Trzeba wyjąć radio , popielniczkę i dopiero przednią osłonę. Wtedy mamy dopiero dostęp.
Printable View
Trzeba wyjąć radio , popielniczkę i dopiero przednią osłonę. Wtedy mamy dopiero dostęp.
ja mam polifta i niestety żaden zamiennik od octavi golfa IV czy seata nie pasuje ponieważ w przekaźniku 8LO941509 P/L/K jest 4 wsuwki u góry 5 na dole a w/w 3 u góry 4 na dole tyle..
Witam, odgrzeje temat bo mam ten sam problem. Dzisiaj stało sie dokładnie to samo co u kolegi arth2 czyli jak wlaczam kierunkowskaz (wszystko jedno czy prawy czy lewy) mignie np dwa razy w porzadku a pozniej przez chwile ze 4 razy szybciej, pozniej normalnie.

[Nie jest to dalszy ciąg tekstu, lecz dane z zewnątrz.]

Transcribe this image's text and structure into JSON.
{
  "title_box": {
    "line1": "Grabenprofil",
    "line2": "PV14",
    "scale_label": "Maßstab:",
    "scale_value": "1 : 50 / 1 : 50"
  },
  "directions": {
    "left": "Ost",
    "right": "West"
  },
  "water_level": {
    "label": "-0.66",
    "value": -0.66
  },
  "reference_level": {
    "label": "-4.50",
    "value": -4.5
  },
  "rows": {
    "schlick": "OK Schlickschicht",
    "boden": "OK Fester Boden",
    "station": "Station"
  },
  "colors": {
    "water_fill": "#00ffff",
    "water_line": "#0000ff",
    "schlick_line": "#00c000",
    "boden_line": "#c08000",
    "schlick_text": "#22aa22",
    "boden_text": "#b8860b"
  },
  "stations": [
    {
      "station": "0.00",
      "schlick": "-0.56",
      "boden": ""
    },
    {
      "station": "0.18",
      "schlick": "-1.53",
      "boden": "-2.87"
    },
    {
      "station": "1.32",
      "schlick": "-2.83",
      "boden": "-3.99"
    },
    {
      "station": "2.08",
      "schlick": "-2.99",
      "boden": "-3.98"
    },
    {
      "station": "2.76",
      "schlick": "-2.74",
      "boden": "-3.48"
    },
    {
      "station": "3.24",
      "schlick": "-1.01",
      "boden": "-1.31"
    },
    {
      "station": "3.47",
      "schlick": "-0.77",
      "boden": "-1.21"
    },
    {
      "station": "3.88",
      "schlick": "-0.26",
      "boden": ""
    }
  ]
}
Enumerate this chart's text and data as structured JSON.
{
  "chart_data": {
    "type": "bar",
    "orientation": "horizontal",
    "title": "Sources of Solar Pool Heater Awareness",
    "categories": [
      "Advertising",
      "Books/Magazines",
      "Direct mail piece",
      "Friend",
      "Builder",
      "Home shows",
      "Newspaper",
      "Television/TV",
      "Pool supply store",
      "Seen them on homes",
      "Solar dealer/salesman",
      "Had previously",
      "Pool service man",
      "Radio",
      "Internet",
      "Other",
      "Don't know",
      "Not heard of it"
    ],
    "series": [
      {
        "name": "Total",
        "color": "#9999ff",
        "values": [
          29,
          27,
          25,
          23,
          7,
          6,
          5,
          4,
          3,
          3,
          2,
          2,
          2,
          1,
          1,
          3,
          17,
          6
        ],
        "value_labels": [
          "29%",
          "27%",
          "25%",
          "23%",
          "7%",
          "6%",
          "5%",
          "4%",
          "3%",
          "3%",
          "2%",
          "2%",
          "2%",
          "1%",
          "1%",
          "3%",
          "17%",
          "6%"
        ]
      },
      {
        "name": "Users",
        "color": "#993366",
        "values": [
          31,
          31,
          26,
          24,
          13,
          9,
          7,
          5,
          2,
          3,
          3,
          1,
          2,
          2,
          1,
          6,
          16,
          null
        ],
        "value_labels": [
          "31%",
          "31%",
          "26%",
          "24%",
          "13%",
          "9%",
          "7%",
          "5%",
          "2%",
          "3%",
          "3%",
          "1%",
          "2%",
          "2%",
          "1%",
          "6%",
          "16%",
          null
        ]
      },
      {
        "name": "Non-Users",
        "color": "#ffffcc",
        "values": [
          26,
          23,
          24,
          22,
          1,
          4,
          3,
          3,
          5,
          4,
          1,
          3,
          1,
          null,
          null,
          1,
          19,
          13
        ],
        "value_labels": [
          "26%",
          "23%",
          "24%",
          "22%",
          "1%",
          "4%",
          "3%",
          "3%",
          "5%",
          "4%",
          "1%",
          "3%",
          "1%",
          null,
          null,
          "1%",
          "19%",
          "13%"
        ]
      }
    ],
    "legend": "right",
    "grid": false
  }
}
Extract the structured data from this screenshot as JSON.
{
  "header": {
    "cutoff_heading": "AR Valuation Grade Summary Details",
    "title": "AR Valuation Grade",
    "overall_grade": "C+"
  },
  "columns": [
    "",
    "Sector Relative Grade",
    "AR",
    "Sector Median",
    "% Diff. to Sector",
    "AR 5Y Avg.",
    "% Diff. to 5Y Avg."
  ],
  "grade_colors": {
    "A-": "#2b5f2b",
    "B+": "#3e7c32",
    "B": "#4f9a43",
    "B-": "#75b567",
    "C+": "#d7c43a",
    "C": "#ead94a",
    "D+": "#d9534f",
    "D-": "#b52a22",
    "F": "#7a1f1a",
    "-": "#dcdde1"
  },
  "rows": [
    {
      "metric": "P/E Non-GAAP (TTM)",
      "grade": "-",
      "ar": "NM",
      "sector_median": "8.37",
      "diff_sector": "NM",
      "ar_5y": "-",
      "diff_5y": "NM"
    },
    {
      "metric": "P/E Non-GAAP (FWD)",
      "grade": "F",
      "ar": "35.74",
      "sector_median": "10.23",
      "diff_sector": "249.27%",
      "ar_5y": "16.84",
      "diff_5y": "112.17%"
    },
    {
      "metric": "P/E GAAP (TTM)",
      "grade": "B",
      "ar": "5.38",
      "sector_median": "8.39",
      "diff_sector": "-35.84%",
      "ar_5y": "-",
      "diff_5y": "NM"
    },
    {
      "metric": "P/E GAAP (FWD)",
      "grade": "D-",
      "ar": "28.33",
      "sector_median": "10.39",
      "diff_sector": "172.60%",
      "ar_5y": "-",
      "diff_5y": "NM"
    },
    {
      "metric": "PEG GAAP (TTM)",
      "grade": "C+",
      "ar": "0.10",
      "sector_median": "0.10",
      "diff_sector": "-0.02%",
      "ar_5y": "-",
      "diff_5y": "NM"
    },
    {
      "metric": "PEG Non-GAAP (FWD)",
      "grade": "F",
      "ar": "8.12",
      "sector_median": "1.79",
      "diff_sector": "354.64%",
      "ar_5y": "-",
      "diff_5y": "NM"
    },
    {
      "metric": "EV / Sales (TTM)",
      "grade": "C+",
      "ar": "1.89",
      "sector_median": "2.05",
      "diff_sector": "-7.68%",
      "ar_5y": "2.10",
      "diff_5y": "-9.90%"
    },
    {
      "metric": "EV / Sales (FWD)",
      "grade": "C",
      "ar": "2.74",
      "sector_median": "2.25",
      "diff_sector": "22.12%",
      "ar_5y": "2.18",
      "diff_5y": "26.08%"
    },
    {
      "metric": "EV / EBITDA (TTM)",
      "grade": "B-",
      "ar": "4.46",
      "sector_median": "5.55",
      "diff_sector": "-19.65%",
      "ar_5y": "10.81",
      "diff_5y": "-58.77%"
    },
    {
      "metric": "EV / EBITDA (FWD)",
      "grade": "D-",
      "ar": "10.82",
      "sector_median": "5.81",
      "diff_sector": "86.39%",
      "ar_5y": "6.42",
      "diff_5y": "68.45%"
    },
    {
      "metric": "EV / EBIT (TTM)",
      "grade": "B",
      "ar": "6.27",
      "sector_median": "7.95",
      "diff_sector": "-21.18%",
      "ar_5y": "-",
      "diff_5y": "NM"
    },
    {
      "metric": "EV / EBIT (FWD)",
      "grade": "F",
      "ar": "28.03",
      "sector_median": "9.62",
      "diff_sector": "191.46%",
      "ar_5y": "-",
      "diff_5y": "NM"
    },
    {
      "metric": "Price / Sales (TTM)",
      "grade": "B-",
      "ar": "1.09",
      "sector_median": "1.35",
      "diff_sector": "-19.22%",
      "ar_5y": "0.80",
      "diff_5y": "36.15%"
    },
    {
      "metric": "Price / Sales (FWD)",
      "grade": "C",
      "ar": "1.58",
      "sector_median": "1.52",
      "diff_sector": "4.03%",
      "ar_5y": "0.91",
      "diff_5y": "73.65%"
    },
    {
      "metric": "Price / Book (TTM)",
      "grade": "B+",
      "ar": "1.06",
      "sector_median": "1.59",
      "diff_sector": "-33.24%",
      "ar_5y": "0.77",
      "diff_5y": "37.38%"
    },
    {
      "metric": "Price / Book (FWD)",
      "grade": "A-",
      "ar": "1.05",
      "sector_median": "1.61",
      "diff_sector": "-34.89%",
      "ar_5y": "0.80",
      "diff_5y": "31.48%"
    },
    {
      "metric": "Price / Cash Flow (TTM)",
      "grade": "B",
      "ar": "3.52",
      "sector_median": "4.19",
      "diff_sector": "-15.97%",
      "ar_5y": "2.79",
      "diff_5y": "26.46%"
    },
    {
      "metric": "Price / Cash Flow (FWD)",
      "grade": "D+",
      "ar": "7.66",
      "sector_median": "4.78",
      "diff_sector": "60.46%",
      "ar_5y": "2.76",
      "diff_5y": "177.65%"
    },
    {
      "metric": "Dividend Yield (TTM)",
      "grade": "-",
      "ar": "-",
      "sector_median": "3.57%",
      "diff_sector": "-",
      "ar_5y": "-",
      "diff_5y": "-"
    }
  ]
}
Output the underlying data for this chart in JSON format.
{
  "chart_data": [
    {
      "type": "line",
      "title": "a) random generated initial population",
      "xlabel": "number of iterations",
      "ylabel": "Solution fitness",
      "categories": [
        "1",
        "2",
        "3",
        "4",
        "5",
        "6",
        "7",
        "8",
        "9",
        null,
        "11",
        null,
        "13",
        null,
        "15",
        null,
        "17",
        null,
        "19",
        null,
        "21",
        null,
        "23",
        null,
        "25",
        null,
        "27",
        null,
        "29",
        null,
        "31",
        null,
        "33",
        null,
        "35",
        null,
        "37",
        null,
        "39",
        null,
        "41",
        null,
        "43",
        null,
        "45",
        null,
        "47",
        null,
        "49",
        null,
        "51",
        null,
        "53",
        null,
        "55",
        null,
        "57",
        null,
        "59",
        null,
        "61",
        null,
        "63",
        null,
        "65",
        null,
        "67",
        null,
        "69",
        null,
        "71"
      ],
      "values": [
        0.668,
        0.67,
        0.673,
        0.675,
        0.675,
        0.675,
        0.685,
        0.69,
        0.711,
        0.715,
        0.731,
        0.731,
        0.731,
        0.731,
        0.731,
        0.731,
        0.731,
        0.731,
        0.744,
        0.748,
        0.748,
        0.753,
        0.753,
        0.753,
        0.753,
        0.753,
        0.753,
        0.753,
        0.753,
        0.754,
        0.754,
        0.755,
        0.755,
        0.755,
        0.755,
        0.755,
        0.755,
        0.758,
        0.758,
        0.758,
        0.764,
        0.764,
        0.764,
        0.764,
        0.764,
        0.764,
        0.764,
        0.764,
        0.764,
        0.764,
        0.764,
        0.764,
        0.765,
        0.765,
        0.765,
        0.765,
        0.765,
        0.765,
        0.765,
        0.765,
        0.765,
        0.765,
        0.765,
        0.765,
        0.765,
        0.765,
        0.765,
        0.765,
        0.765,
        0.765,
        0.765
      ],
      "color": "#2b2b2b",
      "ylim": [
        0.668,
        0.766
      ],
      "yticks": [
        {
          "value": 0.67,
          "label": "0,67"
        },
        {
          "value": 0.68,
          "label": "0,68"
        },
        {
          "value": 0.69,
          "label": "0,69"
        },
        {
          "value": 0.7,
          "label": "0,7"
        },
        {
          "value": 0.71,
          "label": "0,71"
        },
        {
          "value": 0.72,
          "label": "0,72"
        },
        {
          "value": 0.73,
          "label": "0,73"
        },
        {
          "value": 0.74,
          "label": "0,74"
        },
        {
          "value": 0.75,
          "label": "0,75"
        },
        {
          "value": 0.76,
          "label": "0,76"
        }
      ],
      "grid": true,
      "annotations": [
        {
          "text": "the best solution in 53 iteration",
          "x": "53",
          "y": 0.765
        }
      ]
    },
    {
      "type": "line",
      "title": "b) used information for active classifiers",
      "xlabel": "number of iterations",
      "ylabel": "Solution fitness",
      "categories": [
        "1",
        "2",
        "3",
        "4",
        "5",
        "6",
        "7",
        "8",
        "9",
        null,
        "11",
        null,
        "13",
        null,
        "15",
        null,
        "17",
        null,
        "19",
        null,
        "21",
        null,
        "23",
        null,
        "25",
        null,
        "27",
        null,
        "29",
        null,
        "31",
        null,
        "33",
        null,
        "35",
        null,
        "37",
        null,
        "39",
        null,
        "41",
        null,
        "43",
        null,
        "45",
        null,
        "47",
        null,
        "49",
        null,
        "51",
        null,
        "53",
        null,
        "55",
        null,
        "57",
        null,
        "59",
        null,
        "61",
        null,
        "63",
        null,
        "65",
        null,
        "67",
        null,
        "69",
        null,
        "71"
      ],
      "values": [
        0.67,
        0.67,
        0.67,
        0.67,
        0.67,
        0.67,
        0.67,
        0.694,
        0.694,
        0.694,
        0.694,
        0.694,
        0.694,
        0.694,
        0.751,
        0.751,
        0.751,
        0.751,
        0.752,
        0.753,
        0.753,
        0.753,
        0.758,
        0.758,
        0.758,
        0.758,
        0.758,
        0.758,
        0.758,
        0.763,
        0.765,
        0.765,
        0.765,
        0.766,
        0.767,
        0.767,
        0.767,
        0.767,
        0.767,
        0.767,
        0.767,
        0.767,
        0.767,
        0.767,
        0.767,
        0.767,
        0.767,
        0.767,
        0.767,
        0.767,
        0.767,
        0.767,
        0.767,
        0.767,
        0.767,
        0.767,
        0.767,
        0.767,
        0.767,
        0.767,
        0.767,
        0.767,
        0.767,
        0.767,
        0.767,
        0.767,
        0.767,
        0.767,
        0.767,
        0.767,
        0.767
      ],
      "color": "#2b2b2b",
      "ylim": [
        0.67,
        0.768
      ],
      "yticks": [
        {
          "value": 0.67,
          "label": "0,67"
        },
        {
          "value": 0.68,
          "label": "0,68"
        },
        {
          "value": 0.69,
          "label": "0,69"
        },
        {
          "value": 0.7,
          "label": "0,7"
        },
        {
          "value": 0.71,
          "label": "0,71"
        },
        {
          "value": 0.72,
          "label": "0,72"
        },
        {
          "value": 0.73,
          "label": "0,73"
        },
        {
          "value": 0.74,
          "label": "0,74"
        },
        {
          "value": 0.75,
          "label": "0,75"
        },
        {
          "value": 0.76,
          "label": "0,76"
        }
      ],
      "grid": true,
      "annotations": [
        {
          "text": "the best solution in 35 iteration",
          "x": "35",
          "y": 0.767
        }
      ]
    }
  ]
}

Wlacze i nie ruszam dzwigni a on robi co chce. Może ktoś pomóc???
Według tego co piszecie to przełącznik od awaryjek. Jest sens go rozbierać i naprawiać czy lepiej kupić nowy?
Witam. A ja mam inne pytanie.
Mianowicie dziś zaczął mi migać wyjątkowo szybko jednostajnym ciągiem lewy kierunkowskaz. Miga tak samo zarówno z tyłu jak i z przodu. Oczywiście dzieje się tak tylko gdy go włączę. Wyłącza się również bez zarzutu. Tylko, że te szybkie miganie mnie dobija. Czytałem, że jest coś nad radiem do wymiany gdy pojawiają się takie problemy. Powiedzcie mi, czy laik poradzi sobie z rozebraniem i wymianą tej części? Czy lepiej jechać od razu do mechanika? Zaznaczam, że mam smykałkę do majsterkowania, jednak deski rozdzielczej jeszcze nigdy nie rozbierałem.:rolleyes:
a sprawdzałeś czy działa boczny kierunek ? nie napisałeś. :P:P :)
Poza częstotliwością migania wszystko jest bez zarzutu. Kierunkowskazy migają dokładnie z taką samą czestotliwością jak lampka przy zegarach. Miga szybko jak karabin maszynowy
przekaźnik kierunków jest nad radiem a dokładnie jest to przycisk od awaryjek który połączony jest z takim modułem. Nie jedz do mechanik żadnek. Było już nie raz na forum o tym: otwierasz popielniczke,tam znajdziesz śrubkę,odkrecasz,demontujkesz popielniczke,za nią masz dwie kolejne śrubki. Nastepnie wyciągasz radio ,po bokach radie są dwie czarne zaślepki,podważ je,za nim są następne dwie śrubki,jak je odkręcisz,to zdejmujesz ten cały srodek i możesz wtedy odpiąć przekaźnik od awaryjek i wymienić go na nowy.Koszt przekaźnika około 100 zł zależy gdzie. Niech koledzy tylko zdiagnozują czy to jest jego wina,czy manetki,a może żaróweczka ci sie spalila na błotniku.Pozdro
Żarówki wszystkie mi świecą. Jeśli chodzi o manetkę, to raczej chyba wszystko z nią dobrze. Pykanie jest ewidentnie nad radiem. Tylko jak zdiagnozować czy to na pewno to, żebym na darmo 100 nie wydawał. Poza tym 02.07 mam przegląd więc muszę się pospieszyć, żeby się nie przyczepili. A może warto po szrotach poszukać? Bo rozumiem, że 100 to za nowy. Co o tym myślicie?
100 zapłącisz na 100% , dokladnie nie wiem jakie sa ceny w polsce bo ja w UK płacilem 40f i wymień to sam wystarczy odkręcić 3 śrubki , wyjmujesz popielniczke i po sprawie. Jedyne co ci zajmie pare minut to wyjęcie tego przekażnika ale dasz rade.
I nie pakuj w auto jakiegos syfu z szrota bo nawali ponownie, kup nowy i bedziesz spal spokojnie na wieki.
Zdiagnozowac mozesz jak wyciagniesz odłacz i wyjmij z obudowy i podłacz spowrotem włacz kierunki i obserwuj jak tam to pracuje i powinienes wiedziec czy to czy nie. Ktoś może mówić ze jak to masz wiedzieć ale w moim przypadku to ta blaszka przyklejalą sie i dlatego zacinały mi sie kierunkowskazy
Super :) Dzięki za info.
Poproszę jeszcze o jakiś link do takiego przekaźnika gdzieś na allegro. Ja szukałem pod tą nazwą i nic nie znalazłem. Zastanawiam się czy to urządzenie nie ma jakiejś fachowej nazwy:)
Jutro to rozbiorę i jeśli problem będzie właśnie na nim to od razu sobie zamówię.